Many people feel stressed about saying no and feel the need to say yes because of social pressure, or the fear of disappointing others. In these cases, it’s important to remember that time is a finite resource. Take the lens that every time you say yes, you’re also saying no to something else (even if it’s not outright). If your mother asks you to come to dinner every Friday, you may agree because you feel uncomfortable saying no. By saying yes to weekly dinner at your mom’s, you’re preemptively saying no to other invitations that may not have even be extended yet (this is why I try to do an annual No-Plans November: making no plans until the morning of for the whole month to see how my life changes when I do only what I’m in the mood to do that day). By saying yes to a weekly meeting, you’re saying no to work that would have been done during that slot each week (which might be okay, but you want to consciously recognize what you’re giving up every week going forward!).

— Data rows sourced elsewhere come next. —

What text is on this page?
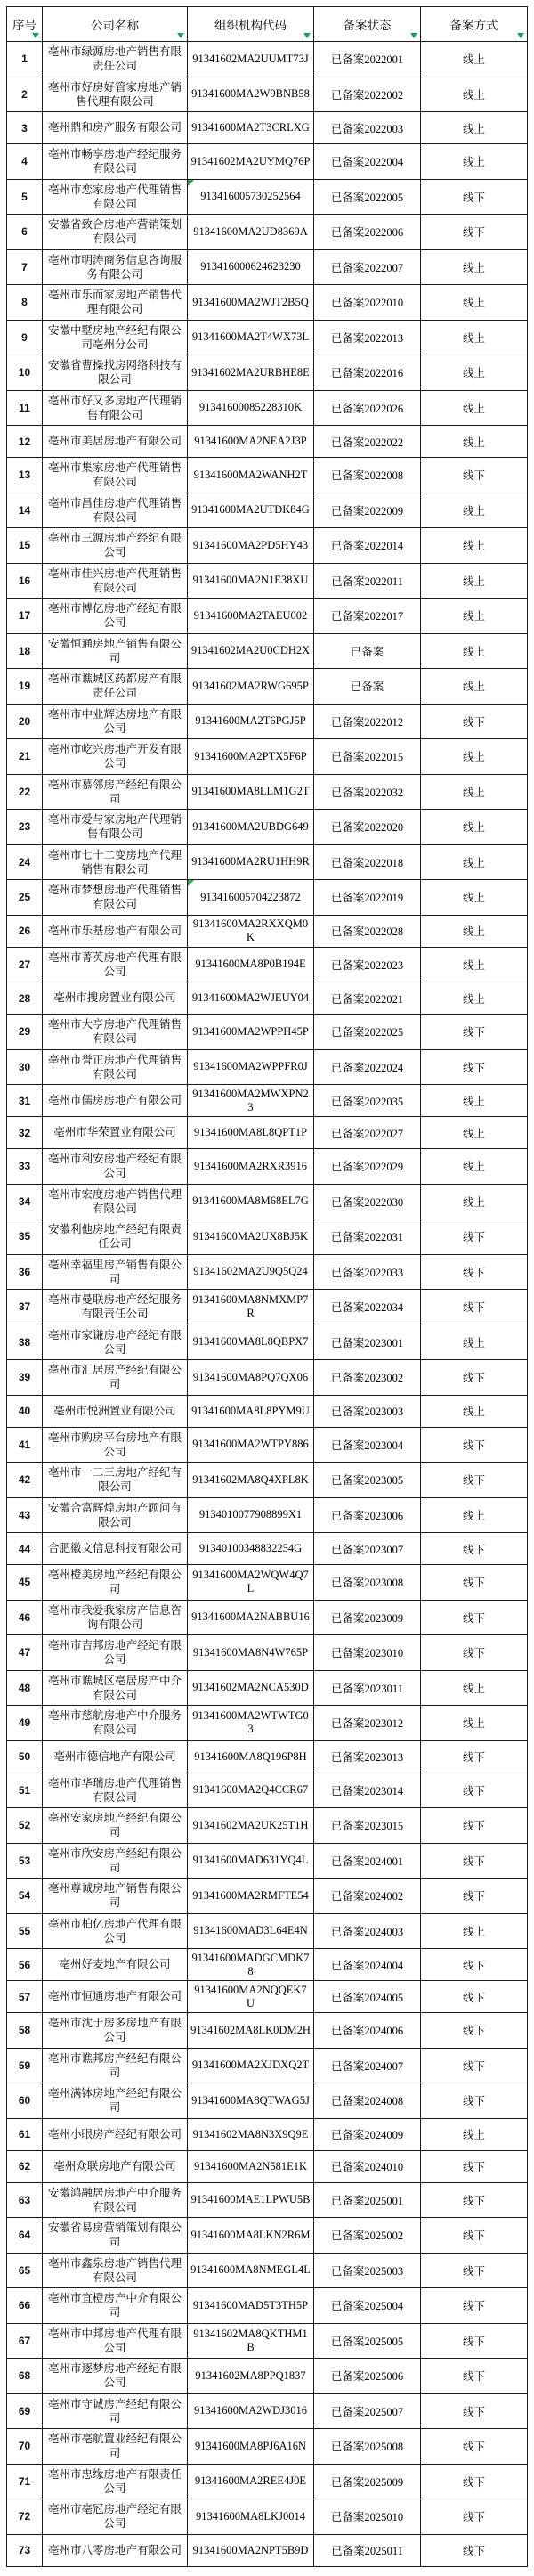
序号	公司名称	组织机构代码	备案状态	备案方式

1	亳州市绿源房地产销售有限责任公司	91341602MA2UUMT73J	已备案2022001	线上
2	亳州市好房好管家房地产销售代理有限公司	91341600MA2W9BNB58	已备案2022002	线上
3	亳州鼎和房产服务有限公司	91341600MA2T3CRLXG	已备案2022003	线上
4	亳州市畅享房地产经纪服务有限公司	91341602MA2UYMQ76P	已备案2022004	线上
5	亳州市恋家房地产代理销售有限公司	913416005730252564	已备案2022005	线下
6	安徽省致合房地产营销策划有限公司	91341600MA2UD8369A	已备案2022006	线下
7	亳州市明涛商务信息咨询服务有限公司	913416000624623230	已备案2022007	线上
8	亳州市乐而家房地产销售代理有限公司	91341600MA2WJT2B5Q	已备案2022010	线上
9	安徽中墅房地产经纪有限公司亳州分公司	91341600MA2T4WX73L	已备案2022013	线上
10	安徽省曹操找房网络科技有限公司	91341602MA2URBHE8E	已备案2022016	线上
11	亳州市好又多房地产代理销售有限公司	91341600085228310K	已备案2022026	线上
12	亳州市美居房地产有限公司	91341600MA2NEA2J3P	已备案2022022	线上
13	亳州市集家房地产代理销售有限公司	91341600MA2WANH2T	已备案2022008	线下
14	亳州市昌佳房地产代理销售有限公司	91341600MA2UTDK84G	已备案2022009	线上
15	亳州市三源房地产经纪有限公司	91341600MA2PD5HY43	已备案2022014	线上
16	亳州市佳兴房地产代理销售有限公司	91341600MA2N1E38XU	已备案2022011	线上
17	亳州市博亿房地产经纪有限公司	91341600MA2TAEU002	已备案2022017	线上
18	安徽恒通房地产销售有限公司	91341602MA2U0CDH2X	已备案	线上
19	亳州市谯城区药都房产有限责任公司	91341602MA2RWG695P	已备案	线上
20	亳州市中业辉达房地产有限公司	91341600MA2T6PGJ5P	已备案2022012	线下
21	亳州市屹兴房地产开发有限公司	91341600MA2PTX5F6P	已备案2022015	线上
22	亳州市慕邻房产经纪有限公司	91341600MA8LLM1G2T	已备案2022032	线上
23	亳州市爱与家房地产代理销售有限公司	91341600MA2UBDG649	已备案2022020	线上
24	亳州市七十二变房地产代理销售有限公司	91341600MA2RU1HH9R	已备案2022018	线上
25	亳州市梦想房地产代理销售有限公司	913416005704223872	已备案2022019	线上
26	亳州市乐基房地产有限公司	91341600MA2RXXQM0K	已备案2022028	线上
27	亳州市菁英房地产代理有限公司	91341600MA8P0B194E	已备案2022023	线上
28	亳州市搜房置业有限公司	91341600MA2WJEUY04	已备案2022021	线上
29	亳州市大亨房地产代理销售有限公司	91341600MA2WPPH45P	已备案2022025	线下
30	亳州市誉正房地产代理销售有限公司	91341600MA2WPPFR0J	已备案2022024	线下
31	亳州市儒房房地产有限公司	91341600MA2MWXPN23	已备案2022035	线上
32	亳州市华荣置业有限公司	91341600MA8L8QPT1P	已备案2022027	线上
33	亳州市利安房地产经纪有限公司	91341600MA2RXR3916	已备案2022029	线上
34	亳州市宏度房地产销售代理有限公司	91341600MA8M68EL7G	已备案2022030	线上
35	安徽利他房地产经纪有限责任公司	91341600MA2UX8BJ5K	已备案2022031	线下
36	亳州幸福里房产销售有限公司	91341602MA2U9Q5Q24	已备案2022033	线下
37	亳州市曼联房地产经纪服务有限责任公司	91341600MA8NMXMP7R	已备案2022034	线下
38	亳州市家谦房地产经纪有限公司	91341600MA8L8QBPX7	已备案2023001	线上
39	亳州市汇居房产经纪有限公司	91341600MA8PQ7QX06	已备案2023002	线下
40	亳州市悦洲置业有限公司	91341600MA8L8PYM9U	已备案2023003	线上
41	亳州市购房平台房地产有限公司	91341600MA2WTPY886	已备案2023004	线下
42	亳州市一二三房地产经纪有限公司	91341602MA8Q4XPL8K	已备案2023005	线下
43	安徽合富辉煌房地产顾问有限公司	9134010077908899X1	已备案2023006	线上
44	合肥徽文信息科技有限公司	91340100348832254G	已备案2023007	线下
45	亳州橙美房地产经纪有限公司	91341600MA2WQW4Q7L	已备案2023008	线下
46	亳州市我爱我家房产信息咨询有限公司	91341600MA2NABBU16	已备案2023009	线下
47	亳州市吉邦房地产经纪有限公司	91341600MA8N4W765P	已备案2023010	线下
48	亳州市谯城区亳居房产中介有限公司	91341602MA2NCA530D	已备案2023011	线上
49	亳州市慈航房地产中介服务有限公司	91341600MA2WTWTG03	已备案2023012	线上
50	亳州市德信地产有限公司	91341600MA8Q196P8H	已备案2023013	线下
51	亳州市华瑞房地产代理销售有限公司	91341600MA2Q4CCR67	已备案2023014	线下
52	亳州安家房地产经纪有限公司	91341602MA2UK25T1H	已备案2023015	线下
53	亳州市欣安房产经纪有限公司	91341600MAD631YQ4L	已备案2024001	线下
54	亳州尊诚房地产销售有限公司	91341600MA2RMFTE54	已备案2024002	线下
55	亳州市柏亿房地产代理有限公司	91341600MAD3L64E4N	已备案2024003	线上
56	亳州好麦地产有限公司	91341600MADGCMDK78	已备案2024004	线下
57	亳州市恒通房地产有限公司	91341600MA2NQQEK7U	已备案2024005	线下
58	亳州市沈于房多房地产有限公司	91341602MA8LK0DM2H	已备案2024006	线下
59	亳州市谯邦房产经纪有限公司	91341600MA2XJDXQ2T	已备案2024007	线下
60	亳州满钵房地产经纪有限公司	91341600MA8QTWAG5J	已备案2024008	线下
61	亳州小眼房产经纪有限公司	91341602MA8N3X9Q9E	已备案2024009	线上
62	亳州众联房地产有限公司	91341600MA2N581E1K	已备案2024010	线下
63	安徽鸿融居房地产中介服务有限公司	91341600MAE1LPWU5B	已备案2025001	线下
64	安徽省易房营销策划有限公司	91341600MA8LKN2R6M	已备案2025002	线下
65	亳州市鑫泉房地产销售代理有限公司	91341600MA8NMEGL4L	已备案2025003	线下
66	亳州市宜橙房产中介有限公司	91341600MAD5T3TH5P	已备案2025004	线下
67	亳州市中邦房地产代理有限公司	91341602MA8QKTHM1B	已备案2025005	线下
68	亳州市逐梦房地产经纪有限公司	91341602MA8PPQ1837	已备案2025006	线下
69	亳州市守诚房产经纪有限公司	91341600MA2WDJ3016	已备案2025007	线下
70	亳州市亳航置业经纪有限公司	91341600MA8PJ6A16N	已备案2025008	线下
71	亳州市忠缘房地产有限责任公司	91341600MA2REE4J0E	已备案2025009	线下
72	亳州市亳冠房地产经纪有限公司	91341600MA8LKJ0014	已备案2025010	线下
73	亳州市八零房地产有限公司	91341600MA2NPT5B9D	已备案2025011	线下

Yes to a new committee is no to time on other projects. Yes to a mentoring opportunity is no to extra time with others on your team. Yes to an after-work commitment is no to dinner with your family. In the case of dinner, you’re not explicitly saying no (your children likely didn’t ask you to come to dinner), but you’re now saying no to them, because you’ve chosen to do something else. You’ve said no indirectly (which is fine if it’s the right trade-off!). But every yes is a no to something else, whether that’s a direct no or an indirect no. By staying aware of what that “something else” might be, you can consciously make choices about the balance of your time.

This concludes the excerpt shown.